Cómo se detuvo la epidemia de cólera que asoló el Londres victoriano
Para arrancar las lecturas veraniegas sin reparos coyunturales me ha servido mucho empezar con una que alude a las pandemias, ‘El mapa fantasma’, del escritor científico estadounidense Steven Johnson. Una crónica amena y muy documentada sobre la epidemia de cólera que asoló el Londres victoriano en 1854. El subtítulo es elocuente y quizá nos haga reflexionar sobre lo que estamos viviendo ahora: ‘La epidemia que cambió la ciencia, las ciudades y el mundo moderno’.

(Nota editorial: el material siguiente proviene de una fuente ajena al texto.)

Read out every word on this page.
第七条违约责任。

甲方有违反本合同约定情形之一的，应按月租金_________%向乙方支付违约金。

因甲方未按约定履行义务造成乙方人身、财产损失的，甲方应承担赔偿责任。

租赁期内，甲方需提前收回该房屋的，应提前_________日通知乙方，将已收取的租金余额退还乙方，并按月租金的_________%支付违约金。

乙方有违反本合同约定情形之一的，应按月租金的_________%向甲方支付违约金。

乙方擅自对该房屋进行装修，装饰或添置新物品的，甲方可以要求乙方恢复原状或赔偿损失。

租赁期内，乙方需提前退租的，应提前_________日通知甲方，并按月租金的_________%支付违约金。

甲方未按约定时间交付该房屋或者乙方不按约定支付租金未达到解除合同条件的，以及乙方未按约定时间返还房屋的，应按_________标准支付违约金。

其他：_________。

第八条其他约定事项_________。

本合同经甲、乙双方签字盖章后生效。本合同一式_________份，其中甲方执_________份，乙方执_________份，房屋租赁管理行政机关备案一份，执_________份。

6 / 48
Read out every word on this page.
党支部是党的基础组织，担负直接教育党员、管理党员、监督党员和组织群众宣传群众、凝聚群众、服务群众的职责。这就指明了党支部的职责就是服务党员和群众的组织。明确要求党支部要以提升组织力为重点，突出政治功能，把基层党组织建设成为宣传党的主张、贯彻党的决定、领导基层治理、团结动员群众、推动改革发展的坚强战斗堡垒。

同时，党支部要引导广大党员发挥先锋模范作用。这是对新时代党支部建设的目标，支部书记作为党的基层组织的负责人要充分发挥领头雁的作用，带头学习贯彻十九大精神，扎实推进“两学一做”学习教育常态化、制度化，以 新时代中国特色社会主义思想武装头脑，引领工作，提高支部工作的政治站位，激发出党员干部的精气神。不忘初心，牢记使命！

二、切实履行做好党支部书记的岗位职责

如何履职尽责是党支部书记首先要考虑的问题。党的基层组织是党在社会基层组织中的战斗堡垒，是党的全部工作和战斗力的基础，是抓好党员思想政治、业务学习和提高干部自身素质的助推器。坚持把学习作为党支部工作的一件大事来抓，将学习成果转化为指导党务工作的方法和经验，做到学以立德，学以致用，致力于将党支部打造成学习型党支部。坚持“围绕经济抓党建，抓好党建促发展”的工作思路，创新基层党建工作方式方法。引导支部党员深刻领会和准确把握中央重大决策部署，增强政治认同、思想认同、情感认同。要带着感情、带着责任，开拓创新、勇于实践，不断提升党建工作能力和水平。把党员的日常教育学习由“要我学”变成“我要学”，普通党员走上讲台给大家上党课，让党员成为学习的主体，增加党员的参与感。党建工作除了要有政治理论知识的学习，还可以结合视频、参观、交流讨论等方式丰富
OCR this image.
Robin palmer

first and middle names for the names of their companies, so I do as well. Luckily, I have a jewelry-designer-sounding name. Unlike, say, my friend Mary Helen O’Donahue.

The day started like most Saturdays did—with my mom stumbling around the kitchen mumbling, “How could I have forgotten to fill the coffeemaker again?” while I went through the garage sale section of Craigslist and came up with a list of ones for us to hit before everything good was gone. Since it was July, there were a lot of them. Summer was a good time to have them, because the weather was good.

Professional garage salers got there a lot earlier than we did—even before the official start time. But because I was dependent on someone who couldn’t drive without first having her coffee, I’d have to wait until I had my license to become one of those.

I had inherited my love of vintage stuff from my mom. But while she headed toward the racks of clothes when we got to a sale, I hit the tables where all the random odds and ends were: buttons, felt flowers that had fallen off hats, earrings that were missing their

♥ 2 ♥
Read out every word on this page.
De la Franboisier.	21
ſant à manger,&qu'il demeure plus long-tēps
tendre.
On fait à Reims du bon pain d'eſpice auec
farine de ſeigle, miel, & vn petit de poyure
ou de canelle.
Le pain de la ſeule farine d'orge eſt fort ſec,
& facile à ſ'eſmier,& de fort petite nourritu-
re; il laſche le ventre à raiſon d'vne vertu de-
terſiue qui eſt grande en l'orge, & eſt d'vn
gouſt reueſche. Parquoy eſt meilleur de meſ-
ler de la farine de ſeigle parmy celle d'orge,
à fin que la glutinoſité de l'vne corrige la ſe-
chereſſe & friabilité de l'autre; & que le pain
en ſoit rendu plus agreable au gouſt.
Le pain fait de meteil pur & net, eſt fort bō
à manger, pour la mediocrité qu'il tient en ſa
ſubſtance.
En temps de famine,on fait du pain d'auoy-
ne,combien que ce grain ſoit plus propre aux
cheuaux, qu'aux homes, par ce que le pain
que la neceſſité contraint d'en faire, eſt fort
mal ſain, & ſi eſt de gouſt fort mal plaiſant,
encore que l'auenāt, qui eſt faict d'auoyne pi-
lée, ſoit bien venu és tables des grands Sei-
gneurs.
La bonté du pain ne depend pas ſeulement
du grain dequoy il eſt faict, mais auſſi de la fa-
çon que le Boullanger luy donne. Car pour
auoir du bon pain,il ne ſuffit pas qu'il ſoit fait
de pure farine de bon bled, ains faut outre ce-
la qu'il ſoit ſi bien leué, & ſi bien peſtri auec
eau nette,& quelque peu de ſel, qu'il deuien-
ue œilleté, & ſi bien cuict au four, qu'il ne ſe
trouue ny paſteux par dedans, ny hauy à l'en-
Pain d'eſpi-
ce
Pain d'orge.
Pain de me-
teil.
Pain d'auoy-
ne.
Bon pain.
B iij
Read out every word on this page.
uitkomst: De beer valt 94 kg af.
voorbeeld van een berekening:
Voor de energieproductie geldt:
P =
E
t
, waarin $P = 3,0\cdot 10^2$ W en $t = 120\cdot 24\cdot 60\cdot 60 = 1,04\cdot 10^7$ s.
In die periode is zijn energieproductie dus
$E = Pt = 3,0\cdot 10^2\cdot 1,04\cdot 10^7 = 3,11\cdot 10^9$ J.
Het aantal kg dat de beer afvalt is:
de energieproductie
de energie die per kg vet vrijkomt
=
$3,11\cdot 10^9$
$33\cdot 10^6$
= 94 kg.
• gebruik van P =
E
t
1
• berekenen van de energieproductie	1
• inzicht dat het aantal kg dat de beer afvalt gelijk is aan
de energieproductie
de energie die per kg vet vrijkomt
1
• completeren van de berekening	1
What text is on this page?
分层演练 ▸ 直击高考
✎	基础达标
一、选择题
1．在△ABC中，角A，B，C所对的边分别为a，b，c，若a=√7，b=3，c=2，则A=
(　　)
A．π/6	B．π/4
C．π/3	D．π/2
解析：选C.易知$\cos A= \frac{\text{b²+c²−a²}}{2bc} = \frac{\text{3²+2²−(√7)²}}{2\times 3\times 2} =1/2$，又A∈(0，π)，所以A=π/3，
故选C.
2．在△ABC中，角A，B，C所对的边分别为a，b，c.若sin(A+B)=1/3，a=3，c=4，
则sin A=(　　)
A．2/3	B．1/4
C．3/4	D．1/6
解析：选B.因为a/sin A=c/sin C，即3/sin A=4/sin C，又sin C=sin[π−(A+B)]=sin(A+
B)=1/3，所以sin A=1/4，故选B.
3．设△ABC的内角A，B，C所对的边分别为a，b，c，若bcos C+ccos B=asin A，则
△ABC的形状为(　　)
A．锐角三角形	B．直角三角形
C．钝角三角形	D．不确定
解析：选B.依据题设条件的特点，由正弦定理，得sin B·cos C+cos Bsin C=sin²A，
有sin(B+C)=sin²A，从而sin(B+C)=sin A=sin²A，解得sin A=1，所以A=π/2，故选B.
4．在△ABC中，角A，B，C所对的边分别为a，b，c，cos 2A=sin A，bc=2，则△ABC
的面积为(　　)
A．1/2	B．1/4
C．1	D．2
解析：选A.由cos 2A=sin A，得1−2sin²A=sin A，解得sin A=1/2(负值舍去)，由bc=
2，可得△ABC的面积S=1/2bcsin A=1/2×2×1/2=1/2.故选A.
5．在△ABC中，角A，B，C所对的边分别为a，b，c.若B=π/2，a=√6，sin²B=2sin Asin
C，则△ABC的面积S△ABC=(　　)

El verano, pese a la desescalada y las ganas acumuladas de salir, no ha logrado arrancar con la despreocupación y la sensación de expansión temporal con la que lo hacían los anteriores. No es sólo por culpa de los rebrotes, supongo, sino por el trauma del confinamiento que todavía arrastramos muchos. Los bares y las terrazas, a medio gas, dan un aire de tristeza tímida al pueblo, aunque los camareros aún reconocen esperanzas con lo que agosto pueda traer –turistas, se entiende–. Los empresarios son más pesimistas.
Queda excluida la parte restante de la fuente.